An airport for the third time! Who could have known how stimulating airports can be. Amsterdam. A return to reality. Today it seems like all those unknown faces I wrote about before are irrelevant to me. They are here, but I can’t see them. They walk around, carry suitcases, sleep, heads finding support on other heads. Today they are just shadows, blots, shapeless entities. I see airplanes taking off, their noses cutting through the air, their tails almost touching the concrete runway at the moment of their takeoff. The runway is gleaming with rain, wheels of yellow vehicles loaded with luggage are rolling through puddles. Commotion, departures, arrivals, connections. And I am still somewhere in Antwerp, with short flashbacks to The Hague.
Jaromir sends me a text from the railway station in Antwerp, he is still there. “Right now we are in the most beautiful railway cathedral … the station …” A sort of continuation of our conversation, which was interrupted by a two-hour sleep not that long ago.
Not that long ago DBC Pierre found a 24-hour smoker’s bar next to the theatre. Allegedly the only one in Antwerp, it was so close that not going there would be a shame. It would be a shame to disperse when we get along so well. We are tired after these four days of festival life and work, our tongues are twisting, the first language melding with the learnt one. All the grammatical errors and imprecisions are dissolving in the strong trapper beer. And there are a lot of them. I speak in English to Didi, in Slovak to Taco, but neither of them notices and so they answer. Didi in Dutch, Taco in Portuguese. Denis, whose mother tongue is the same as mine, is speaking to me in a foreign one, but it doesn’t matter, I understand him, because I want to. Didi is starting to speak Czech. Rudish could also speak Czech, but instead he is enthusing with XX, whose face is still veiled in a deep sorrow of sorts, in his German English. He grants us a short, benevolent smile. The sound of cracking glass scattered on the floor, laughter, fatigue, laughter. “Why not?” Asks DBC Pierre. Giggling. Why not? It seems to me like I can understand all the languages of the world, sounds coming and vanishing, everyone and everything. I want to read all the books by everyone here. Find out exactly who is who. I will be surprised, very surprised, when I finally find out. It will be too late for bows. I want to go see the Antwerp cathedral and the main square empty of tourists, at five o’clock in the morning, but no one wants to come with me.

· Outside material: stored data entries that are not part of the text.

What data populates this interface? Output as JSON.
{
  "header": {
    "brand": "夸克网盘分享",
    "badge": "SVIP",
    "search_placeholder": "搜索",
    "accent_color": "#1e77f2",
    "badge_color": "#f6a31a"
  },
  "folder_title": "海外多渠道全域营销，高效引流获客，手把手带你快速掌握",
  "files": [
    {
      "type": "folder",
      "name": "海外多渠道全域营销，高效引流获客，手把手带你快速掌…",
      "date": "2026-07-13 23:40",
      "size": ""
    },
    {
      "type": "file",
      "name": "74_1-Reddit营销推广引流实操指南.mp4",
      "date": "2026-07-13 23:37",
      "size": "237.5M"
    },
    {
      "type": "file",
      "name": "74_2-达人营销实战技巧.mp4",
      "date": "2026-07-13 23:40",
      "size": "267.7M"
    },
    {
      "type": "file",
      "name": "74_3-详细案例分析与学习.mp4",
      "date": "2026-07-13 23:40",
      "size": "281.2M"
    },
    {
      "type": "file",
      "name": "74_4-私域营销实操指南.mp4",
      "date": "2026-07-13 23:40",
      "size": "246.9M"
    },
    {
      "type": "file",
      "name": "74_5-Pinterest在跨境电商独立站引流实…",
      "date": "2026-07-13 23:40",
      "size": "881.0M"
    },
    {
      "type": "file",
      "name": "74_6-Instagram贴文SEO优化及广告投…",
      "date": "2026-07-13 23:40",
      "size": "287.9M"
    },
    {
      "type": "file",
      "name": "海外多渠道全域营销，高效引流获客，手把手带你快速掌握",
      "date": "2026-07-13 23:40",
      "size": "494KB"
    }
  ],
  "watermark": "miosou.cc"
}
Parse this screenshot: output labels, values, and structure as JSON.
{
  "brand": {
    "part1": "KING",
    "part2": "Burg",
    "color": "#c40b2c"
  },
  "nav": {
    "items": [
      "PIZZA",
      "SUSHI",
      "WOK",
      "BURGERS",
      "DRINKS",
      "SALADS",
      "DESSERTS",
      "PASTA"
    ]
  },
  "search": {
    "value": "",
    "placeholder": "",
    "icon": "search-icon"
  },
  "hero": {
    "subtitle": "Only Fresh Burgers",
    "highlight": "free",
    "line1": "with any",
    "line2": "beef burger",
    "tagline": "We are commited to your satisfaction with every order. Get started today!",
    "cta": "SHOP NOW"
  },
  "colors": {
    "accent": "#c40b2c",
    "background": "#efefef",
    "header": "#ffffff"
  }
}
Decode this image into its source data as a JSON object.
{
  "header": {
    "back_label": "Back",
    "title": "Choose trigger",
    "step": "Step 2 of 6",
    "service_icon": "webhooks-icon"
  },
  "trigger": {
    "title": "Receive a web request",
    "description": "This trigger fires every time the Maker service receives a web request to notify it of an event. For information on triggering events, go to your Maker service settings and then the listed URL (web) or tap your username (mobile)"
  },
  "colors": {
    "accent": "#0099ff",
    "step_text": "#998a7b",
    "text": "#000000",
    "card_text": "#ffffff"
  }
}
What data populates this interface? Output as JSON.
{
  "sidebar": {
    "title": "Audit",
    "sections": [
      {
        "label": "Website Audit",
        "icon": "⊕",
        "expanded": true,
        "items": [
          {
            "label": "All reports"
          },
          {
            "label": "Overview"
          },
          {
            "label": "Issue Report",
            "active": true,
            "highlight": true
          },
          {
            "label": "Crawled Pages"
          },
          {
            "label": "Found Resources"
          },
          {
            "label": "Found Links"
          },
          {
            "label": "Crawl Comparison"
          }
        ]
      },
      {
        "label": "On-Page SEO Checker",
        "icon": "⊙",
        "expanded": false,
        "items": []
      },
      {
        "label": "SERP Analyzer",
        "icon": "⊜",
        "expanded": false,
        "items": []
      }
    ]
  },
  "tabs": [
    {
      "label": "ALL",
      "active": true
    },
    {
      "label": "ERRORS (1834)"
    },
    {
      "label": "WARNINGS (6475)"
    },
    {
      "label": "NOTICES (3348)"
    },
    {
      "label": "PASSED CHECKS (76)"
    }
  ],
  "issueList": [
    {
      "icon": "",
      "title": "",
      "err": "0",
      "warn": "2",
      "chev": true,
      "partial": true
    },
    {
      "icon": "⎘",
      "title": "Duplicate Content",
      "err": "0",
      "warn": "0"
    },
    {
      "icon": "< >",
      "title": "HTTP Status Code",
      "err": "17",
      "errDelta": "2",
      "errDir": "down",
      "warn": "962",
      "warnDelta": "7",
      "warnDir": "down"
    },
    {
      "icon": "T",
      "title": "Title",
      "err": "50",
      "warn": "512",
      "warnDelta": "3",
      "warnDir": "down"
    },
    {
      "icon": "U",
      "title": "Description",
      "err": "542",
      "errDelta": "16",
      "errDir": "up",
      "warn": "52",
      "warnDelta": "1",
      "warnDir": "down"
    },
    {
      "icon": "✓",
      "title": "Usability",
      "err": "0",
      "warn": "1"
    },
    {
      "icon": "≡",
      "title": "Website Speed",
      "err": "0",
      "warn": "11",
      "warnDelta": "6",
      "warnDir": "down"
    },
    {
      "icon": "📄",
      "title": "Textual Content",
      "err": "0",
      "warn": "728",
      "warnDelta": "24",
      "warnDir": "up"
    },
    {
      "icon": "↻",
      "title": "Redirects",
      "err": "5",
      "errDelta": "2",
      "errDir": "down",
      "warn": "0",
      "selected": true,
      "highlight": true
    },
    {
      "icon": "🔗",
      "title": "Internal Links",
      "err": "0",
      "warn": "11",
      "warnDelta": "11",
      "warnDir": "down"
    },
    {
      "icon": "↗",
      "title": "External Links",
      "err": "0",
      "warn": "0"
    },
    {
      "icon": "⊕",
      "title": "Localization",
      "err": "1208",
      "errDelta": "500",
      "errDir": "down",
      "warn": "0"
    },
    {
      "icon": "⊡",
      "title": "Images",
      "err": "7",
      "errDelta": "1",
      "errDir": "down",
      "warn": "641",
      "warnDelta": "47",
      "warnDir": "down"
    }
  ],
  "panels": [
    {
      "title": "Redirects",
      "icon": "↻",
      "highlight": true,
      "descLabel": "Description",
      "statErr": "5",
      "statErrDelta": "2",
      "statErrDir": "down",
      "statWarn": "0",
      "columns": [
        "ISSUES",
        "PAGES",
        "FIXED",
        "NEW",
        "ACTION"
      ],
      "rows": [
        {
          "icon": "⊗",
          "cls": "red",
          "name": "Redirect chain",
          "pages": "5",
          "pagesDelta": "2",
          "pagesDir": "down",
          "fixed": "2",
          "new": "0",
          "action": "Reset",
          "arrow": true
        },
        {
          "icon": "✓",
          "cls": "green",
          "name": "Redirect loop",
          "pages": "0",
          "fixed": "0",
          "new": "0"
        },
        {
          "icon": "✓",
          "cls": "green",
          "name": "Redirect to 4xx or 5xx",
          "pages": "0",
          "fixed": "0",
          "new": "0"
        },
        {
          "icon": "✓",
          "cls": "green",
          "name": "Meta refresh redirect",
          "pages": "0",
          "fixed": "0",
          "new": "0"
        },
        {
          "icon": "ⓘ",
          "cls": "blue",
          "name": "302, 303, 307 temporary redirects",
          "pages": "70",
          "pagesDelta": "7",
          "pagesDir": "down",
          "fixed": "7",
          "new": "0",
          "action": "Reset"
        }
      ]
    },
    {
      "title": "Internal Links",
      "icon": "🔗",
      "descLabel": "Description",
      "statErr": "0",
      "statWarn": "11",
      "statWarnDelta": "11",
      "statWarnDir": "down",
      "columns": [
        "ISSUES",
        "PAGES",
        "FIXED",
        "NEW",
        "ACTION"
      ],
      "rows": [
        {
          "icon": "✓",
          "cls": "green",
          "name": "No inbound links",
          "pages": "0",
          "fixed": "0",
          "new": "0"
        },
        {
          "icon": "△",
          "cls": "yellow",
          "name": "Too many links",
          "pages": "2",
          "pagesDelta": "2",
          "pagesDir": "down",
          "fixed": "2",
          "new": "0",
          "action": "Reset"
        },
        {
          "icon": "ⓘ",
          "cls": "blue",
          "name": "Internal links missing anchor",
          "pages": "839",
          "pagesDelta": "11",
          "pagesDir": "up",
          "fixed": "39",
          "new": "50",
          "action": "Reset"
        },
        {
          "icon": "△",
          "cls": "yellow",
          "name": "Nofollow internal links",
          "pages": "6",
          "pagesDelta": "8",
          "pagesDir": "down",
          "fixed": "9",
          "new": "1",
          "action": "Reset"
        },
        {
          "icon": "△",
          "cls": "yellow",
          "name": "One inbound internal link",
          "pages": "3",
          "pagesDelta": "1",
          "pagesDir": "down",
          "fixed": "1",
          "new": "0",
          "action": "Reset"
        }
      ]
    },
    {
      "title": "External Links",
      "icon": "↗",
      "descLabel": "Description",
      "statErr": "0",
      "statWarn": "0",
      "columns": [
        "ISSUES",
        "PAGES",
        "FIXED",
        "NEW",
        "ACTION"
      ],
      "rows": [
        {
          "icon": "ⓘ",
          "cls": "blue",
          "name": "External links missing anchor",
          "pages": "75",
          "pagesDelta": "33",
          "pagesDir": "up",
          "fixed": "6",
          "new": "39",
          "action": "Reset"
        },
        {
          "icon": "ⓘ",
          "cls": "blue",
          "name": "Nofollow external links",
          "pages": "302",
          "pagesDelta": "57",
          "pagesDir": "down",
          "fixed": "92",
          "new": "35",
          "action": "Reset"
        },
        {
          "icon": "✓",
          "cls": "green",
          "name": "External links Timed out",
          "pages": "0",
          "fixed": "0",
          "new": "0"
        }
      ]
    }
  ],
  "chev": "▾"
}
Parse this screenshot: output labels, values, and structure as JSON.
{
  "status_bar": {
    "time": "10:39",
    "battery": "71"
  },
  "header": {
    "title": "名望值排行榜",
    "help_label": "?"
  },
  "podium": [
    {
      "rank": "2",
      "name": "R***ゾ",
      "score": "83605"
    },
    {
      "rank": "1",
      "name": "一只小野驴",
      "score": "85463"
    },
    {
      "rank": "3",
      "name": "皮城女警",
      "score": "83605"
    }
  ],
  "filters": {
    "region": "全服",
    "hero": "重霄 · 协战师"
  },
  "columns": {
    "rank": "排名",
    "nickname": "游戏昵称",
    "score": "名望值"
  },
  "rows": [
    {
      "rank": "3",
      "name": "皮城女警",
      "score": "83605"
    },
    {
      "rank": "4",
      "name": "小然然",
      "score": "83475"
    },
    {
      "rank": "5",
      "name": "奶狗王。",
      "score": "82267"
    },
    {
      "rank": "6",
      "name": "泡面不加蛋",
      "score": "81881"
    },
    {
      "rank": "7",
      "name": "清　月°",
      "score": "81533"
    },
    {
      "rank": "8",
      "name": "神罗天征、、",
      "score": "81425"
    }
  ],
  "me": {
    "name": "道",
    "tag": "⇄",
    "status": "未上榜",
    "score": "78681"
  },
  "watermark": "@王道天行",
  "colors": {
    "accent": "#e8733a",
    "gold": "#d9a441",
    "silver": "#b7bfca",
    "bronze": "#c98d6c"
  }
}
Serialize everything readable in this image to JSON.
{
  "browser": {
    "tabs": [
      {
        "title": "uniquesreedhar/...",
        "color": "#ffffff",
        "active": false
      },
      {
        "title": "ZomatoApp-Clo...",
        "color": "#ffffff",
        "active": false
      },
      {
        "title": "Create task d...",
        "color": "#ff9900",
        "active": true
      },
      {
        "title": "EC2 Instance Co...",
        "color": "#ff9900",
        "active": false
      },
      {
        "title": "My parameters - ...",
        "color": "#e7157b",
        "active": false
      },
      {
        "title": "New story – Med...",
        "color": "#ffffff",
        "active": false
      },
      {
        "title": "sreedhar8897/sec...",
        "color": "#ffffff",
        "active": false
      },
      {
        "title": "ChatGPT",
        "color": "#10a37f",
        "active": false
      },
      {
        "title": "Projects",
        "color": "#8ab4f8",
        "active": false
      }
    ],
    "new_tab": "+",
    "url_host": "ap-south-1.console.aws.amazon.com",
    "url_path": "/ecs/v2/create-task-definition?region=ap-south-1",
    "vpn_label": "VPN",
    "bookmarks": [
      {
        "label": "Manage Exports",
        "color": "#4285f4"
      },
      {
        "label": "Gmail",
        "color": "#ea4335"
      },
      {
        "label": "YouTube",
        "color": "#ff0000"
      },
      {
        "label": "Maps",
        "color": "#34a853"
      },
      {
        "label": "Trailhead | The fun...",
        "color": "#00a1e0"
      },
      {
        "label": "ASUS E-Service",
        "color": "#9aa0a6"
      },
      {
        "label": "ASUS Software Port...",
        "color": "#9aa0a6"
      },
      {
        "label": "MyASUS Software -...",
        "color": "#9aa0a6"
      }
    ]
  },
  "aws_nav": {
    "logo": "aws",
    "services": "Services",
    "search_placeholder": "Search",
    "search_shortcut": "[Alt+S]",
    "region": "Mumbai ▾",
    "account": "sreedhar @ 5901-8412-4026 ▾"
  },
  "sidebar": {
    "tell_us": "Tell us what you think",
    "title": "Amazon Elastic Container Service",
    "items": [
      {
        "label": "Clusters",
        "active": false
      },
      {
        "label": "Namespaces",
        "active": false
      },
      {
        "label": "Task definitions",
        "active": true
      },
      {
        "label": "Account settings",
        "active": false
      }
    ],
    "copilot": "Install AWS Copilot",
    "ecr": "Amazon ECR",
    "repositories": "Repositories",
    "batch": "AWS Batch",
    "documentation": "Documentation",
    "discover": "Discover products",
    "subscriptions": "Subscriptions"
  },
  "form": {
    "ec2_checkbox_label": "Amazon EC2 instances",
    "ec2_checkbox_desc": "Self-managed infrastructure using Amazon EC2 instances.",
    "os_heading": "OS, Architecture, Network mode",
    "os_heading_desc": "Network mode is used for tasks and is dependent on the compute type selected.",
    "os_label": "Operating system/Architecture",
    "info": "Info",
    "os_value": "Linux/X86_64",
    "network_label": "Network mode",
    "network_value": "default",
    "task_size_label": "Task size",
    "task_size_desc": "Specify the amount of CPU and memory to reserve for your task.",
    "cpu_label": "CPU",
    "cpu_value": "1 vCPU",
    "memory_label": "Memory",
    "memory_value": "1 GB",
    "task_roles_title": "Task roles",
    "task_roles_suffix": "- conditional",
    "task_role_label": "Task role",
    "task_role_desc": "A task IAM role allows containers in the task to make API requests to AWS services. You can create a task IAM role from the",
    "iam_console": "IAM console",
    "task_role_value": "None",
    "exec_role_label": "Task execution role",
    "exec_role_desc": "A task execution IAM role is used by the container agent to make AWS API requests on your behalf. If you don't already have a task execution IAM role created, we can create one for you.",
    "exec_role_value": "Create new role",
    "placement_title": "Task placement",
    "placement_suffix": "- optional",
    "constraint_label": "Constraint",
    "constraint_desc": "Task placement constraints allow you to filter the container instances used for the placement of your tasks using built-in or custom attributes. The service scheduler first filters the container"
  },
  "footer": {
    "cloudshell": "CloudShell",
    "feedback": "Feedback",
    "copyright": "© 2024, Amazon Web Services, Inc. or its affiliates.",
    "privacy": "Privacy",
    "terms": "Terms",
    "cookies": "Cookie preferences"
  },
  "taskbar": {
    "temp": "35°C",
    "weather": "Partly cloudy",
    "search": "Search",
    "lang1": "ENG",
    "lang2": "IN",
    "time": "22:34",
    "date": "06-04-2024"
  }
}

A lady in a polka-dot dress says she will tell the man who wrote the lyrics of the song I dreamt about the previous morning in The Hague, how very much I like it. I am blown away, the world just cannot be that small, such coincidences do not exist, she just can’t know him! “Well, I am from Manchester”, the lady replies calmly. All the roads of the world lead to Manchester, together with the rails of the tower crane in The Hague. The loneliness of the operator cannot swallow us, because we have already been swallowed by this Babylon of languages.
“We also at airport with hangover. Wanderers.”
Jaromir is writing a text message from the airport. He and Rudish are flying via Brussels to Prague, Denis is flying to Paris, Tatiana to Portugal, Didi to Leiden, Daphne is taking the train to Rotterdam, Sam will hopefully catch his flight to London, Patrick to Canada, the lady from Manchester to Manchester, DBC Pierre is at home wherever there is a bar, he has it quite easy.
Airports. Wanderers.
The spleen is unusually long and deep.